From what I understand the reality is not about respect of faith but to ensure that men are not attracted nor enticed by women.  And there again more confusion about if it is mandatory or optional when women are often beaten or imprisoned for failing to comply with that requirement. 


I watched this Frontline on Women and Islam and the idea of what defines Feminism in a culture that is historically patriarchal and learned that as women, we are responsible for all men's failures. Good to know I have something in common with my Muslim sisters. 

But again from India to Africa the stories about women being raped or assaulted walking home or riding public transport is a constant.  And yet that story is again another shared by women across the globe. 

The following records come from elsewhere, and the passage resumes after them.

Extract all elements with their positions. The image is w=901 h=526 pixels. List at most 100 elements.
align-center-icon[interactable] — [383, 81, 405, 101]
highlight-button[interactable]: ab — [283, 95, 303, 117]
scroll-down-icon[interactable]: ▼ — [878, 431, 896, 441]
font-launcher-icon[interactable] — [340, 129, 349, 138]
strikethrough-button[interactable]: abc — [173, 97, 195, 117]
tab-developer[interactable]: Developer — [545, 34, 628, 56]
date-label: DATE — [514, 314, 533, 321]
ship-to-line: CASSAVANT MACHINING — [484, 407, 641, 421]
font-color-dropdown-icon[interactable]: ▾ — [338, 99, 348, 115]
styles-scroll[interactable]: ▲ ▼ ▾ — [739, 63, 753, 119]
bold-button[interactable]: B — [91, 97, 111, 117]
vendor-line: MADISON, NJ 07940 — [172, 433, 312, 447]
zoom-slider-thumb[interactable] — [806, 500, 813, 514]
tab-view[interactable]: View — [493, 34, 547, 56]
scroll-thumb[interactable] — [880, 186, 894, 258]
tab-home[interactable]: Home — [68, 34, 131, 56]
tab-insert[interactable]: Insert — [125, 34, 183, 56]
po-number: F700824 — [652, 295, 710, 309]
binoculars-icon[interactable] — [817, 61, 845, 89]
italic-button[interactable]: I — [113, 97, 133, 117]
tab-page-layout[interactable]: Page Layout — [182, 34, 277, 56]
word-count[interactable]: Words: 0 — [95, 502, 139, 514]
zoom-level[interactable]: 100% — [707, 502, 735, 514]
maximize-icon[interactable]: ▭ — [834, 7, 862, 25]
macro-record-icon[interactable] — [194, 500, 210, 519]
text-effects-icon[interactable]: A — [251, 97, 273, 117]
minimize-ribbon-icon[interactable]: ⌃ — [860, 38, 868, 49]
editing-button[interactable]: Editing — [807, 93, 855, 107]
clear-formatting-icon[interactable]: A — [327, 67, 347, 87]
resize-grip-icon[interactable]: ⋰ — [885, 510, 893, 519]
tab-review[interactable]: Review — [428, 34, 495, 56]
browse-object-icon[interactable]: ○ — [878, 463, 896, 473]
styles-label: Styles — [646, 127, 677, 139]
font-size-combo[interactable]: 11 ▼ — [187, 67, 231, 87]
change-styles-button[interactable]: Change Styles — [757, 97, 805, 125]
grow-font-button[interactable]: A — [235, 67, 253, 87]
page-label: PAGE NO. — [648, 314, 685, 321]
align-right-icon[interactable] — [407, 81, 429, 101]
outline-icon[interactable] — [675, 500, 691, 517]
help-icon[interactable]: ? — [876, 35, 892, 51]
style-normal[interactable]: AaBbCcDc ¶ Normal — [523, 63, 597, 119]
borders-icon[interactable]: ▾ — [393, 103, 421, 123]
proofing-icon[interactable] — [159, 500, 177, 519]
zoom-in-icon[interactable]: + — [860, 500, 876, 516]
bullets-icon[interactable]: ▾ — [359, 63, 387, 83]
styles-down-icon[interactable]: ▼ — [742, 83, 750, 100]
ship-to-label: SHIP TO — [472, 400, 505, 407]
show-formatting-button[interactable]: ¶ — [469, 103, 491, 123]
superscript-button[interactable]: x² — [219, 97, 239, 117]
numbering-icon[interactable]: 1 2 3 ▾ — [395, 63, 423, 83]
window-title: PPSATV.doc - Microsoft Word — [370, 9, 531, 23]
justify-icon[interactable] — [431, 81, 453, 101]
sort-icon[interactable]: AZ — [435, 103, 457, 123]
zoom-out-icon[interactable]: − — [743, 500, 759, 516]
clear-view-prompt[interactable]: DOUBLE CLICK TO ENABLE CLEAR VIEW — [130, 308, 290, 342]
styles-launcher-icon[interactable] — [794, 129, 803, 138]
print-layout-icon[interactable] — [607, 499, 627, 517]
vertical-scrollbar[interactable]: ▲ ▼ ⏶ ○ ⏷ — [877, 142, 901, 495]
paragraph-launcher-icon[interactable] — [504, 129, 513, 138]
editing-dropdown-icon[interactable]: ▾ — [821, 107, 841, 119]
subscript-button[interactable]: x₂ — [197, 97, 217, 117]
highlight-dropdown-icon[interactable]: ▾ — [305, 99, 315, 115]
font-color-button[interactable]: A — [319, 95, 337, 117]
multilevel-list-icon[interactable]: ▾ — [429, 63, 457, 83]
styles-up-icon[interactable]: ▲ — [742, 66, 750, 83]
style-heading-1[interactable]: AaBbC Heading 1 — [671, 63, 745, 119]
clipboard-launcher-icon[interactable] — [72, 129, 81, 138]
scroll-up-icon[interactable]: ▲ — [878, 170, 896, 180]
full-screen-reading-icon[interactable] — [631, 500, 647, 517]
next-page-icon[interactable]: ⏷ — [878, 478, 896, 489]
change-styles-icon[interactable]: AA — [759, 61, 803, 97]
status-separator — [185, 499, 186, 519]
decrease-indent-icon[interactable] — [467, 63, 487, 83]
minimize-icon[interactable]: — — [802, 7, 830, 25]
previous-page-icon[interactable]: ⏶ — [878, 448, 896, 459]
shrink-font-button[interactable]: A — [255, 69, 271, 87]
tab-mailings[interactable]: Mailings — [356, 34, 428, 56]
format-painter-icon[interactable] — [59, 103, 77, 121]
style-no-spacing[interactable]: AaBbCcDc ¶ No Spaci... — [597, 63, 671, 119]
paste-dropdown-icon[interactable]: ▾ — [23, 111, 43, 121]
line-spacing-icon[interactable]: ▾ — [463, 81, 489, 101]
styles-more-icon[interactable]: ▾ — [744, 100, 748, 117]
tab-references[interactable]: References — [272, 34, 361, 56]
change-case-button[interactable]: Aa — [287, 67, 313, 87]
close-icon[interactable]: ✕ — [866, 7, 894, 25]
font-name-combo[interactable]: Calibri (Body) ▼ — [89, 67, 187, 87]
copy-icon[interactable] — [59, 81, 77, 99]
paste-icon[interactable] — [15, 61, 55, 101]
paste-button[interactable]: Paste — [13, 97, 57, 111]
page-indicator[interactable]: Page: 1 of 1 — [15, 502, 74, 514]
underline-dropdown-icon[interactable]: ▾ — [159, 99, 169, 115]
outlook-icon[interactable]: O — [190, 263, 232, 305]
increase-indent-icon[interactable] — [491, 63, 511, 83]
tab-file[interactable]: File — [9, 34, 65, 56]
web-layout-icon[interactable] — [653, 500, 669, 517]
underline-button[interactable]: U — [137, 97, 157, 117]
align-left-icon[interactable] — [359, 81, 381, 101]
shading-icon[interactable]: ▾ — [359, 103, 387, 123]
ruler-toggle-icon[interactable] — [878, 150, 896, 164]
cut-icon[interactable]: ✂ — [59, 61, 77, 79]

So when I think of the men of Islam do I think of the crazed lunatics with swords, guns and bombs? No  I don't.  I do look at the men in my community, they are chatty, quite segregated from well anyone other then men of their cohort, their sons equally irascible and sadly not academic in the least.  And the girls, well to be frankly honest many of them are so confused and nasty I have little patience for them. Their outfits veer on costumes, their confused sexuality (as they are clearly not given any education in that at all)  and the lack of role models have placed them in such an odd place I don't know what life holds for them. They too seem utterly uniniterested in Education.  When I do meet the immigrant kid who is not from Asia, as they of course are usually (but no not always, as in the case of all kids there are always exceptions to most stereotypes)  highly motivated to the point of extreme,  I am relieved.  I think this will be a kid who has a sense of culture and a sense of place and that only opens doors and opportunities.  

But I do understand the fear and the suspicion of these diverse individuals who fall under the umbrella of Muslim.   As in any group, they are diverse but yet not. There are elements of their faith that once again contradicts and confuses people.  So who is responsible for that? That is the question that confuses me, perplexes me and makes me angry. I see so little interest in anyone who is willing to be a positive role model as they seem to have no problem in finding the opposite kind. 

And if you have the audacity to ask you are Islamaphobic? Racist or well an idiot.  Bill Maher constantly poses challenges about this issue and others but he comes from one who loathes organized religion.  I see his point but I do respect faith and the role it can have in one's life.  And there are always those who clearly are willing to represent the Church to espouse the ethics of the faith.  Some may be individual leaders of respective congregations or in the case of the Pope that of the entire collective.  So who is or are those who can do the same with regards to Islam.  Maybe that too may also be another problem.   I see the hostile Clerics and others who claim to call to arms those followers to jihad but none that demand the same with regards to Peace. 

And where are the women?  Well they are imprisoned, isolated and equally at arms as we have seen young girls suddenly now join the movement and kill those as we have seen here in America and abroad.

So you can see why I am quite perplexed, confused and angry.